A 35 year old man with HIV presents with severe diarrhoea after a blood transfusion. His liver enzymes are raised, his Hb is low and his platelet count is also low.

a) Febrile non-haemolytic transfusion reaction
b) Allergic transfusion reaction
c) Acute intravascular haemolysis
d) Bacterial contamination
e) Anaphylaxis
f) Transfusion associated circulatory overload
g) Transfusion related acute lung injury
h) Delayed haemolytic transfusion reaction
i) Infection
k) Transfusion associated GVHD
l) Post transfusion purpura
m) Iron overload

A

k) Transfusion associated GVHD

Donor lymphocytes that are not destroyed by the patient’s immune system (e.g. In immunosuppression) attack the patient’s tissue HLA in the gut, liver, skin, BM etc. Therefore presents with diarrhoea, liver failure, skin desquamation and BM failure.

87
Q

What is the blood transfusion reaction demonstrated in the case?

A 30 year old woman complains of chest pain 30 mins after a blood transfusion has started. She collapses on the post natal ward and the nurses bleep the doctors on call. Her obs show a fever of 39 degrees with a BP of 95/60 and a HR of 110. She is flushed and when she is roused she begins to vomit.

a) Febrile non-haemolytic transfusion reaction
b) Allergic transfusion reaction
c) Acute intravascular haemolysis
d) Bacterial contamination
e) Anaphylaxis
f) Transfusion associated circulatory overload
g) Transfusion related acute lung injury
h) Delayed haemolytic transfusion reaction
i) Infection
k) Transfusion associated GVHD
l) Post transfusion purpura
m) Iron overload

A

c) Acute intravascular haemolysis (wrong blood)

This woman has been given someone else’s blood! There is rapid haemolysis which causes haemoglobinuria as well as all of the above symptoms. It is an IgM mediated reaction.

Ix - FBC, biochemistry, repeat crossmatch, DAT

88
Q

What is the blood transfusion reaction demonstrated in the case?

A 5 year girl who is on chemotherapy is given platelets after it is found that her platelets are 10 x 10^9/L. The nurses who gave the platelets was called away to another patient after removing the bag from the fridge and does not know how long they were out for. The girl has a fever of 38.5 and looks miserable.

a) Febrile non-haemolytic transfusion reaction
b) Allergic transfusion reaction
c) Acute intravascular haemolysis
d) Bacterial contamination
e) Anaphylaxis
f) Transfusion associated circulatory overload
g) Transfusion related acute lung injury
h) Delayed haemolytic transfusion reaction
i) Infection
k) Transfusion associated GVHD
l) Post transfusion purpura
m) Iron overload

A

d) Bacterial contamination

Secondary to endotoxins. More common reaction in platelets, especially if left out of fridge for more than 30 mins.

89
Q

What is the blood transfusion reaction demonstrated in the case?

A 33 year old man who has a transfusion after an RTA presents with shortness of breath, Decreased oxygen saturations and tachycardia 5h after he was admitted to hospital. A CXR shows bilateral patchy infiltrates.
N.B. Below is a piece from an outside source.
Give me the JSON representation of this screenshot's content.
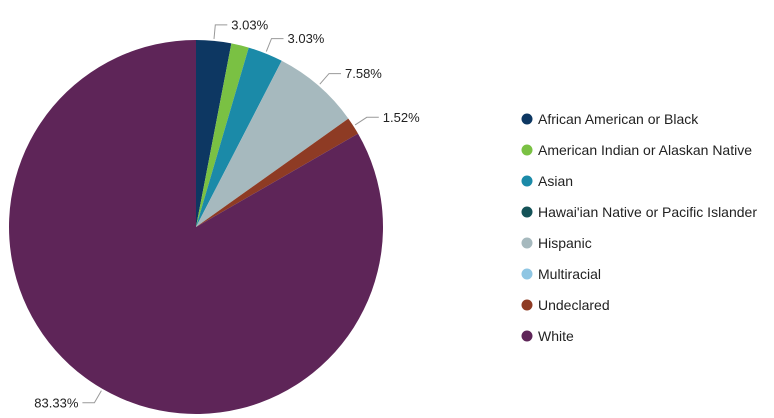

a) Febrile non-haemolytic transfusion reaction
b) Allergic transfusion reaction
c) Acute intravascular haemolysis
d) Bacterial contamination
e) Anaphylaxis
f) Transfusion associated circulatory overload
g) Transfusion related acute lung injury
h) Delayed haemolytic transfusion reaction
i) Infection
k) Transfusion associated GVHD
l) Post transfusion purpura
m) Iron overload

A

g) TRALI

This is caused by anti WBC Abs transfused in the donor blood which enter the recipient’s circulation and caused WBC aggregates. These lodge in pulmonary capillaries and lead to activation of neutrophils, which produce proteolytic enzyme and oxygen radicals, causing diffuse lung damage.

The patient will have the symptoms described above.

90
Q

What is the blood transfusion reaction demonstrated in the case?
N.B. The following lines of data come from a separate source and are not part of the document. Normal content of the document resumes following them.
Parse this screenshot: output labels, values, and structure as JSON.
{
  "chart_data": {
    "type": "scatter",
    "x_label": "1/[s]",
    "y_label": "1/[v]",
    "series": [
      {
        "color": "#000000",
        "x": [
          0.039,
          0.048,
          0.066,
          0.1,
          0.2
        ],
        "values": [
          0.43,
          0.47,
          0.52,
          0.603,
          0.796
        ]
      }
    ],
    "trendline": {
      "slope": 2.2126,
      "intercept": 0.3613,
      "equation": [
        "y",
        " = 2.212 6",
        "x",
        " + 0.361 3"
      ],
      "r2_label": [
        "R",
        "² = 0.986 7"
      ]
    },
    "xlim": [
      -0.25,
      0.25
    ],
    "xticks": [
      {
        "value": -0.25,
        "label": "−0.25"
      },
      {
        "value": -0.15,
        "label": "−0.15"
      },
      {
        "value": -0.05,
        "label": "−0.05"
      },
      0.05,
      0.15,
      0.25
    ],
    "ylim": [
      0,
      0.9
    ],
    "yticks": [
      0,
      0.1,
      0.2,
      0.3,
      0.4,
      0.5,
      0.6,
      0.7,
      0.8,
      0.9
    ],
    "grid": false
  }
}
A 10 year old child who has regular blood transfusions for beta thalassemia presents to A&E with fatigue, hyperpigmentation and joint pain. On examination he has hepatosplenomegaly.
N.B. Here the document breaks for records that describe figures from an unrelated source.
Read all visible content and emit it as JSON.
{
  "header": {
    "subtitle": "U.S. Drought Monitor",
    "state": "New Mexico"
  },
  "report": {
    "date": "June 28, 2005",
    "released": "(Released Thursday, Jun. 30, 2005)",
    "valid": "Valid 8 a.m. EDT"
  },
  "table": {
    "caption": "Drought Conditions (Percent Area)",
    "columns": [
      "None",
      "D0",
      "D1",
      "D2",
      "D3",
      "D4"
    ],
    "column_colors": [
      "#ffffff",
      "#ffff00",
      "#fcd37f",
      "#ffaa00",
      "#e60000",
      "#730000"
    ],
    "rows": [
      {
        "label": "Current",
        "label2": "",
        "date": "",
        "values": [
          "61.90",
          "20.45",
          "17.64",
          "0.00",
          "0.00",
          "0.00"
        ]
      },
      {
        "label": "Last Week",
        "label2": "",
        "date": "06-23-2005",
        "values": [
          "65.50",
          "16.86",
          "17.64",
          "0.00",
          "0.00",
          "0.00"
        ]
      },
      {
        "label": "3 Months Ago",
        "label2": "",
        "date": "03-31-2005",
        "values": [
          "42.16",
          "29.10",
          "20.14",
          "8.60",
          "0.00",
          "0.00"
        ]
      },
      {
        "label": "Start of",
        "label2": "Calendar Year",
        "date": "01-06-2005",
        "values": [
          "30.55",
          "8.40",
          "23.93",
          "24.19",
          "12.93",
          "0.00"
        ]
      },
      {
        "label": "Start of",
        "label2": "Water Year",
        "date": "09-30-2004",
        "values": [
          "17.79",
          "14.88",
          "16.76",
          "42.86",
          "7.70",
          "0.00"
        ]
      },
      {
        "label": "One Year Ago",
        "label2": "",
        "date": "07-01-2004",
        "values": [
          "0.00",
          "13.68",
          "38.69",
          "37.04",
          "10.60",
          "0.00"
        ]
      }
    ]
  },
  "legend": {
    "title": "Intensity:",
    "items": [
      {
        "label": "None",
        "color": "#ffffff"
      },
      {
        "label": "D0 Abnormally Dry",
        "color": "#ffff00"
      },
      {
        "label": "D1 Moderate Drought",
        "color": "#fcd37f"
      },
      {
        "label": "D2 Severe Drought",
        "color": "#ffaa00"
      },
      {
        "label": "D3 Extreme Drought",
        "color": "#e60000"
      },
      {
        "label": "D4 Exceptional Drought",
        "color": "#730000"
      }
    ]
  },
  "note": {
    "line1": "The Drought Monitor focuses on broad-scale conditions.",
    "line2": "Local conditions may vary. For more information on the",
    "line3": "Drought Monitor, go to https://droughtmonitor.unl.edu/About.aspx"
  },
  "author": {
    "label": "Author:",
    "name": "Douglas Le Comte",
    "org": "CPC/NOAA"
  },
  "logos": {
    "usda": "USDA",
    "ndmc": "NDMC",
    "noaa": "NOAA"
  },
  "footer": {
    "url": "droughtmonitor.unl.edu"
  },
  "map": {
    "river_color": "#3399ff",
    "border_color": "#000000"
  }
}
a) Febrile non-haemolytic transfusion reaction
b) Allergic transfusion reaction
c) Acute intravascular haemolysis
d) Bacterial contamination
e) Anaphylaxis
f) Transfusion associated circulatory overload
g) Transfusion related acute lung injury
h) Delayed haemolytic transfusion reaction
i) Infection
k) Transfusion associated GVHD
l) Post transfusion purpura
m) Iron overload

A

m) Iron overload

Build up of Fe in organs after regular transfusions.